Many patients who are receiving observation services believe that they have been admitted to the hospital until weeks after discharge when they get a substantial bill for their share of the services they received.
Patients who are receiving observation services often aren’t informed about their status and what it means, says Peggy Rossi, BSN, MPA, CCM, an auditor and trainer with California Health and Wellness.
“If a patient is in a hospital bed on the unit, they are likely to believe that they are inpatients and that bill they get for their copay is a shock,” she says.
Observation can be a financial burden on Medicare fee-for-service beneficiaries, Rossi adds.
Patients who receive observation services are outpatients and have to pay their co-insurance, which can be higher than the deductible for inpatient care. In addition, patients in observation have to pay for “usually self-administered” drugs, even if a medical practitioner administers the drugs, Rossi says.
In addition, observation days do not count toward the three-day inpatient stay required for Medicare to cover a skilled nursing stay when patients need it.
As patient advocates, case managers have a responsibility to notify patients that they are receiving observation services and what their financial responsibilities may be so they won’t be surprised when they get a bill, says Jean Maslan, BSN, MHA, CCM, ACM, managing consultant for Berkeley Research Group.
“It helps the patient and helps the hospital in the long run. If patients get an unexpected bill, it could affect their responses on patient satisfaction surveys. The Centers for Medicare & Medicaid Services includes patient satisfaction scores in its pay-for-performance measures. Not keeping patients informed about their status and their financial responsibilities could have an effect on hospital reimbursements,” Maslan says.
It is particularly important to educate patients on their potential financial obligations if they are not enrolled in a managed care plan, have only Medicare Part A coverage, or have Medicare Part B but do not have supplemental insurance to cover their copay, Rossi says.
Maslan suggests creating a short letter explaining observation and having patients sign the letter. “When patients are in the hospital, they don’t comprehend everything people tell them.
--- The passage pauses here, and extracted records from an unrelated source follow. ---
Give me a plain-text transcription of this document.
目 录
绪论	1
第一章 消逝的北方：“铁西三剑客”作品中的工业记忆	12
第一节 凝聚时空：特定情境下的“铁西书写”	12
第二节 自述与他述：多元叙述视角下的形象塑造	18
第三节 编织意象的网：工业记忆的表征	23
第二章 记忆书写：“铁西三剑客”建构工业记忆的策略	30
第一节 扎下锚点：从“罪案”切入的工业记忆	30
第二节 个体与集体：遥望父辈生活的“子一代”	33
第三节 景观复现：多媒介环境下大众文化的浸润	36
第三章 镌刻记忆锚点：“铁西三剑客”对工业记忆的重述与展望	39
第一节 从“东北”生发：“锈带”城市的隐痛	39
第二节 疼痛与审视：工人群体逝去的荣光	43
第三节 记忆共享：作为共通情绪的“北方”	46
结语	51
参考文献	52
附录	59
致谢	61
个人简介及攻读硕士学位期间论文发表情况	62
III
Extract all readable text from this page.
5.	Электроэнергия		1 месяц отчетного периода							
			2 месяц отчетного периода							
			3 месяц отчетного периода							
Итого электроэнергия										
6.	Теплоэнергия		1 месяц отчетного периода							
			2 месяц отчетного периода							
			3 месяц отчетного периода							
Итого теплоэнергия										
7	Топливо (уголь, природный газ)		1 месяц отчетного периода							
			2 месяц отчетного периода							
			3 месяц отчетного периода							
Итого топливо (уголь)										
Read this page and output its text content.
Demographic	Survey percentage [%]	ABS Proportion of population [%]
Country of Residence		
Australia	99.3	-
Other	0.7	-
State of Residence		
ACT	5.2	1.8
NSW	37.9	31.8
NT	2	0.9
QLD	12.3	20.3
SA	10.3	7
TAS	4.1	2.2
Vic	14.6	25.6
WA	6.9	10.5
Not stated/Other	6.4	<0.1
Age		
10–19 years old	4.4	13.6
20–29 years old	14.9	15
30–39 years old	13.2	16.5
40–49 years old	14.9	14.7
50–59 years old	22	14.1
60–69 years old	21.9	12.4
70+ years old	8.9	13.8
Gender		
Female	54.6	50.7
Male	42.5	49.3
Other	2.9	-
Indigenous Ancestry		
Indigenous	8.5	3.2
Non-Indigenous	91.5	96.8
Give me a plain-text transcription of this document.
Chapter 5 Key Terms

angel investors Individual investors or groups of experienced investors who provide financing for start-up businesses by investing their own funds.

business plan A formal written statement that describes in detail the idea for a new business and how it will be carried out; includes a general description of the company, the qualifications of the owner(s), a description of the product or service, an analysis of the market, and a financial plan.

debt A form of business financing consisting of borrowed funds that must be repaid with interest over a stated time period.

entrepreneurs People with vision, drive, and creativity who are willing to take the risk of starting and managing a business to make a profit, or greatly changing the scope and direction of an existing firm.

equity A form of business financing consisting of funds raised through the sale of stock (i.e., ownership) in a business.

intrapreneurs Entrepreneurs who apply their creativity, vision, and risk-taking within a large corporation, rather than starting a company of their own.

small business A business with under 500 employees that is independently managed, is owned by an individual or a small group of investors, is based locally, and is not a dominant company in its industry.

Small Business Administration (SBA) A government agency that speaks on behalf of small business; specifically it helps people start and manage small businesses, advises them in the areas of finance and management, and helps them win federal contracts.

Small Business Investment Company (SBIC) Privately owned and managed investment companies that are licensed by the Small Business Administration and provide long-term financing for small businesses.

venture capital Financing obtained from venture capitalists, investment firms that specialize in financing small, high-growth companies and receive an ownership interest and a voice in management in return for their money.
Medicare beneficiaries often are on fixed incomes and it’s a big surprise when the bill comes,” she says. (For more on how one hospital notifies patients when they are receiving observation services, see related article in this issue.)
Another option is to use the CMS letter: “Are You an Inpatient or an Outpatient? If You have Medicare — Ask!,” Rossi suggests.
“Whatever method hospitals use, it’s critical for them to inform patients of their status and what their financial responsibilities will be, especially if patients will have a large copay. This eliminates surprises when the bill arrives,” Rossi says.